More than once, curiosity about a side group led to accidental discoveries that launched long-term feature articles and even patents. This kind of molecule fits that spirit of exploration, serving as a jumping-off point for tweaks and tune-ups that could become tomorrow’s mainline products.
Reproducible science anchors credibility, and I’ve learned the value of solid, transparent data through each project’s highs and lows. The molecule’s robust analytical footprint—clean melting points, stable spectra, repeatable chromatographic behavior—gives project teams confidence. Labs working under tight compliance rules find that these details matter in audits and collaborative studies. Fewer surprises mean more time chasing new results rather than piecing together erratic data.
No one claims that a new molecule solves every problem. Platforms such as this step forward with the needs of modern science in mind, drawing on ongoing feedback from both academia and industry. Over time, the best products reflect collective learning. Field familiarity—earned through both trial and tireless iteration—guides the evolution of such molecules into central roles across chemistry and allied fields.

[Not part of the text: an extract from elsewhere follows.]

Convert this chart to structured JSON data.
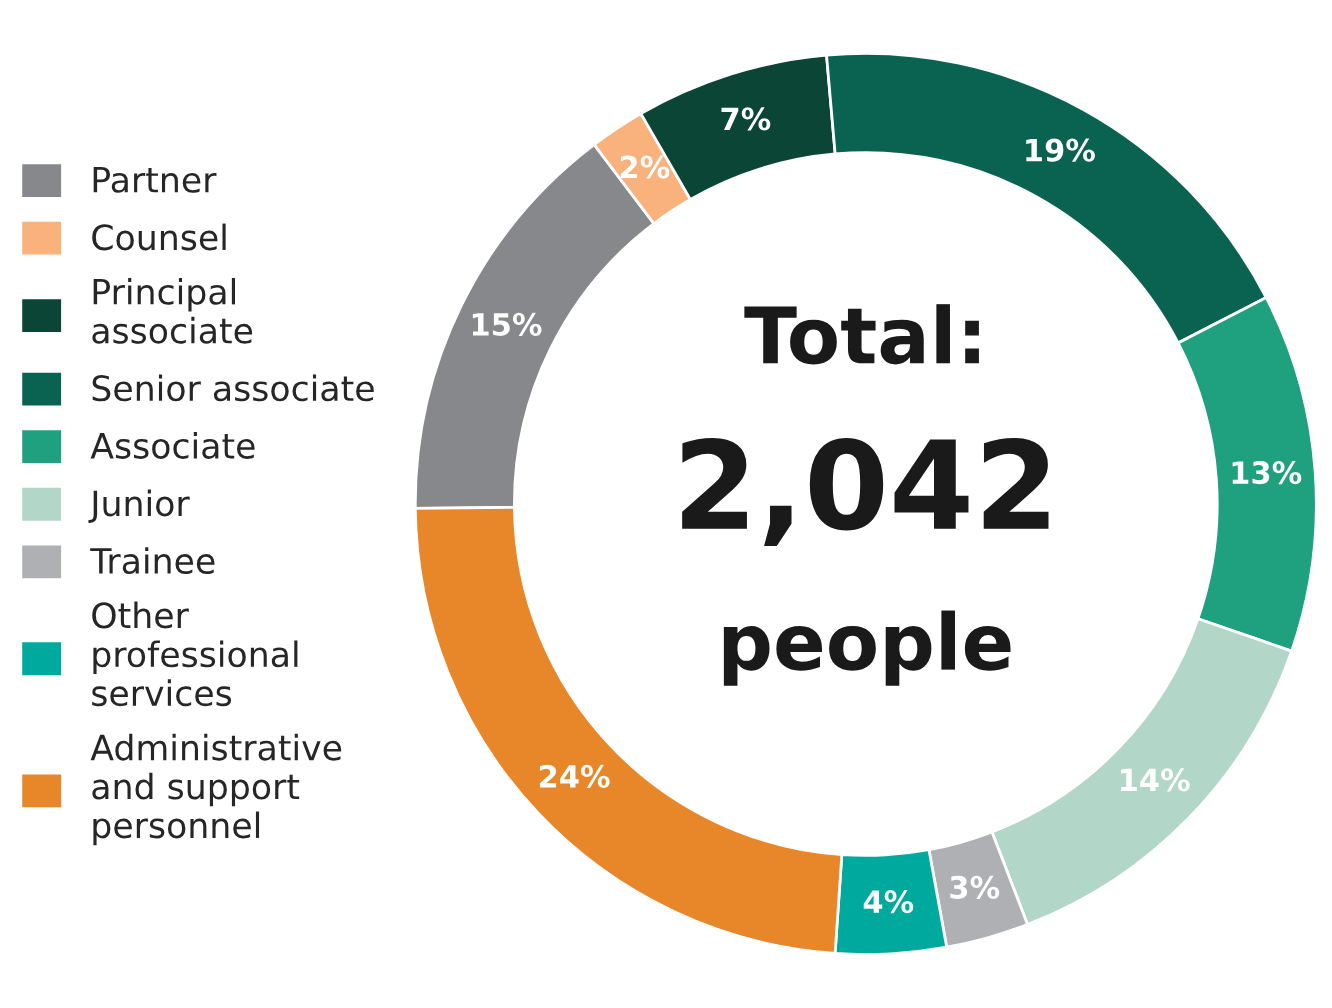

Trust grows from seeing robust performance across varied research goals, and smart design earns respect just as much as hype. Knowledge shared between research streams and across continents feeds the wisdom to improve or retire tools before stagnation sets in.
Every tool in a scientist’s toolkit tells a story of tradeoffs—of balancing what’s known and what could be possible. N-[5-(4-Bromophenyl)-6-(2-Hydroxyethoxy)-4-Pyrimidinyl]-N'-Propylaminosulfonamide represents a thoughtful approach to chemical innovation by harmonizing core structure with carefully chosen physical and chemical traits.
Practicality over perfection runs through the best advances in laboratory science. Adaptable chemical platforms unlock new doors while protecting hard-won gains. Drawing from direct experience, reliable new molecules such as this bring the experimental world closer to the next breakthrough, supplying the kind of quiet confidence that has long separated hasty progress from the lasting kind.